Another wave crashed into the boat. Chabelle muttered something Shaw couldn’t understand, her shivering was so bad. She repeated it: “Wh-who...?”
“He left things for you. Five things.”
“It’s so f-fucking c-cold.”
“What did he leave you?”
“A kite... th-there was a kite. A power bar. I ate it. A f-flashlight. Matches. They’re all wet. A p-p-pot. F-flowerpot. A f-fucking f-flowerpot.”
“Give it to me.”
“Give—?”
“The pot.”
She bent down, feeling under the surface, and a moment later handed him the brown-clay pot. He shattered it against the wall and, picking the sharpest shard, began digging at the wood around the hinges.
“Get back on the bunk,” Shaw told her. “Out of the water.”
“There’s n-no...”
“As best you can.”
She turned and climbed to the top of the bed. She managed to keep most of her body, from ample belly up, above the surface.
Shaw said, “Tell me about George.”
“Y-you know m-my boyfriend?”
“I saw a picture of you two. You ballroom dance.”
A faint laugh. “He’s t-terrible. But he t-tries. Okay with f-fox-trot. Do you...”
Shaw gave a laugh too. “I don’t dance, no.”
The wood was teak. Hard as stone. Still he kept at it. He said, “You get to Miami much, see your folks?”
“I... I...”
“I’ve got a place in Florida. Farther north. You ever get to the ’Glades?”
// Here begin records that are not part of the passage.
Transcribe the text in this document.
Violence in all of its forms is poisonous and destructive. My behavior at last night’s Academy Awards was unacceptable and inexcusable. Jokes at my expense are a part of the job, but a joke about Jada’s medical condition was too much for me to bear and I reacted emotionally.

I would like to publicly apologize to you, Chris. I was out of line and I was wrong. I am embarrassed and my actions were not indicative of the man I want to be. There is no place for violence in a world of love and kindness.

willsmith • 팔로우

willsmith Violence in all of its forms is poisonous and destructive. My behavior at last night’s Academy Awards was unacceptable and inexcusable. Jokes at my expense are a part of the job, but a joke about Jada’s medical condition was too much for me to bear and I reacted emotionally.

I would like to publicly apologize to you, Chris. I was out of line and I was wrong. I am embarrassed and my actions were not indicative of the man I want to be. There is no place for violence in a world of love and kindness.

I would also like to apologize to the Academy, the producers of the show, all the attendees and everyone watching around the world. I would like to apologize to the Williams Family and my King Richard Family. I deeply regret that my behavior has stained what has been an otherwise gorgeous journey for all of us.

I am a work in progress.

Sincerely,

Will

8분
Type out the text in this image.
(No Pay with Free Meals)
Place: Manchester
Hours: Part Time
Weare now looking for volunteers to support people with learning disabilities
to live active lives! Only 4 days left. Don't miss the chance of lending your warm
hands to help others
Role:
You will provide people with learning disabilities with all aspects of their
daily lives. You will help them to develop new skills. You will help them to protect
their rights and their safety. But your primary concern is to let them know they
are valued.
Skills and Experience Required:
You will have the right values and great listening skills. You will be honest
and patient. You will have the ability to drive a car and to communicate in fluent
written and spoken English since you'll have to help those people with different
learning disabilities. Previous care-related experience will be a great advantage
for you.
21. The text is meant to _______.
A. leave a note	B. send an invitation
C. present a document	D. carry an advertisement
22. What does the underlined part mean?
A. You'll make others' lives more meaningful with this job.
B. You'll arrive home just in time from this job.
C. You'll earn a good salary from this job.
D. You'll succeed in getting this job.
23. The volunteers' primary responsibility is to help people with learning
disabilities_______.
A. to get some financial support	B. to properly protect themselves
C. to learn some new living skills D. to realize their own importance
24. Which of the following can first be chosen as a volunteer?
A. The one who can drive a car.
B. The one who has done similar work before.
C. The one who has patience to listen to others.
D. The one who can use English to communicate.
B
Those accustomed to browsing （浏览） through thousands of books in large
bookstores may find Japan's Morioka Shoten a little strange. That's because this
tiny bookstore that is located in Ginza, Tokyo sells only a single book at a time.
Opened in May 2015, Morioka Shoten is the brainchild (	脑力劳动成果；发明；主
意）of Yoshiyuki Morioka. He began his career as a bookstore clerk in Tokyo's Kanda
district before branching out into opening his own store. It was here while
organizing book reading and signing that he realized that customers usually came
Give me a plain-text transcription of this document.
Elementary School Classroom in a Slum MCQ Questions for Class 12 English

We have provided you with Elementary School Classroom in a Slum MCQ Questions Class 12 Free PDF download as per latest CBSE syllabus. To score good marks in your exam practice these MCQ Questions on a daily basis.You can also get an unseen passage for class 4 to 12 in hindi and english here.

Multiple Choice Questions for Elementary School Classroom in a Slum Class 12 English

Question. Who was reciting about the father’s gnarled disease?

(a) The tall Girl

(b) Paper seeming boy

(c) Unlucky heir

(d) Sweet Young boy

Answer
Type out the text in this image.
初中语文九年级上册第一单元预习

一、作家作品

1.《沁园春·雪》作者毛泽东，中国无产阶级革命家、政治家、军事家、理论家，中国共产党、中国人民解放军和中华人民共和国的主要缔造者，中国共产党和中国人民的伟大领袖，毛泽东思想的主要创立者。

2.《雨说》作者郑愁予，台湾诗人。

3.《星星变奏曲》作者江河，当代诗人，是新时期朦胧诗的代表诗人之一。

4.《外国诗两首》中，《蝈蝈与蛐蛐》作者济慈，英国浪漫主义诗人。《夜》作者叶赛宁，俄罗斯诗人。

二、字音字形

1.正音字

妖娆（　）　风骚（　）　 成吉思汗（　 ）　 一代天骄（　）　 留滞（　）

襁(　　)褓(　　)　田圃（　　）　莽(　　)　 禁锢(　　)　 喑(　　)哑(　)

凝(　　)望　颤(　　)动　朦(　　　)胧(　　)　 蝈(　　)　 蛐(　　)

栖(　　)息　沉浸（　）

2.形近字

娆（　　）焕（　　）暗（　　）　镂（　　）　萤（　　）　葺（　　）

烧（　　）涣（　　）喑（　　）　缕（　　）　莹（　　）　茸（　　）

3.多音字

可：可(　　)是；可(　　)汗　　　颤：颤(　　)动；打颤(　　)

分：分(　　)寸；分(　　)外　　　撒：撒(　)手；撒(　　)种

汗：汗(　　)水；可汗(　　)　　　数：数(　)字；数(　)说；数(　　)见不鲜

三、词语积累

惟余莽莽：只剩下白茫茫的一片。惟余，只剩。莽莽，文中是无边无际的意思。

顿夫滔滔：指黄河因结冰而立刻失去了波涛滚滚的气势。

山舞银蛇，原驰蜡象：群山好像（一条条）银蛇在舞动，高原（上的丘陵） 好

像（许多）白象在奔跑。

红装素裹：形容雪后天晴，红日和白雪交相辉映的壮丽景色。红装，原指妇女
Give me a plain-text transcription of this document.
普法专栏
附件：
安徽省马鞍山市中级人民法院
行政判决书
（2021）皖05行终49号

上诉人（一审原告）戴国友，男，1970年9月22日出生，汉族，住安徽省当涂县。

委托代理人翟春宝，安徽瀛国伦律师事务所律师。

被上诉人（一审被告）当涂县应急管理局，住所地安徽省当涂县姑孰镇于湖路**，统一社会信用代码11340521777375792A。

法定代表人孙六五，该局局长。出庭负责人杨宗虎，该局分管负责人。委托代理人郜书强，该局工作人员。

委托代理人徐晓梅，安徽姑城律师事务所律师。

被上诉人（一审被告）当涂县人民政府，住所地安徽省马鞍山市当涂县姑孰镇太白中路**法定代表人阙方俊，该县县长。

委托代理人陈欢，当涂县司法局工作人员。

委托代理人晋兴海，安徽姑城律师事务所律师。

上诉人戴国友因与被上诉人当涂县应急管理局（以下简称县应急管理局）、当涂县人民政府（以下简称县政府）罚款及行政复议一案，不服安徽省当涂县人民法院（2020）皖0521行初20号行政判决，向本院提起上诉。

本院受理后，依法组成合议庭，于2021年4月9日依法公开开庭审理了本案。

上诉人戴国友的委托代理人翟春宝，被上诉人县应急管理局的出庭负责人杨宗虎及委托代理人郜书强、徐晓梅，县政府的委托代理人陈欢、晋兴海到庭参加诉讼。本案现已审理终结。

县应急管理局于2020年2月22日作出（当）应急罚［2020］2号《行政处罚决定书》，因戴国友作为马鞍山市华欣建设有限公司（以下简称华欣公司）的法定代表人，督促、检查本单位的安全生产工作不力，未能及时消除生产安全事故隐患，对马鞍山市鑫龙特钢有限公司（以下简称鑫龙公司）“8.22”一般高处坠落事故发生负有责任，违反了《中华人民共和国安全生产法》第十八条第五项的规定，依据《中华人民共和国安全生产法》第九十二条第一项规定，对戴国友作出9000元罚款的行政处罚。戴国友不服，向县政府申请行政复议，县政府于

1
“One of those b-boats, with the airplane p-propellers. I’m going to d-die, aren’t I?”
“No you’re not.”
While the glass knife might have cut through plaster to free Sophie, the pottery shard was next to useless. “You like stone crabs?”
“Broke my t-tooth on a... on a shell one time.” She began sobbing. “I d-don’t know who you are. Thank you. Get out. Get out now. S-save yourself... It’s t-too late.”
Shaw looked into the dim portion of the cabin where she clung to the post of the bunk.
“P-please,” she said. “Save yourself.”
The ship settled further.
Level 2:
The Dark Forest
25
At 9 a.m. Colter Shaw was in one of the twenty-five million strip malls that dotted Silicon Valley, this one boasting a nail salon, a Hair Cuttery, a FedEx operation and a Salvadoran restaurant — the establishment he was now sitting in. It was a cheerful place, decorated with festive red-and-white paper flowers and rosettes and photos of mountains, presumably of the country back home. The restaurant also offered among the best Latin American coffee he’d ever had: Santa Maria from the “microregion” of Potrero Grande. He wanted to buy a pound or two. It wasn’t for sale by the bag.
He sipped the aromatic beverage and glanced across the street. On his drive to the mall he’d passed imposing mansions just minutes away, but here were tiny bungalows. One was in foreclosure — he thought of Frank Mulliner’s neighbor — and another for sale by owner. Two signs sat in the parking strips of houses. VOTE YES PROPOSITION 457. NO PROPERTY TAX HIKES!!! And a similar message with the addition of a skull and crossbones and the words SILICON VALLEY REAL ESTATE — YOU’RE
Shaw turned back to the stack of documents he’d removed from the university the other day. Stolen, true, though on reflection he supposed an argument might be made that the burglary was justified.
After all, they had been written or assembled by his father, Ashton Shaw.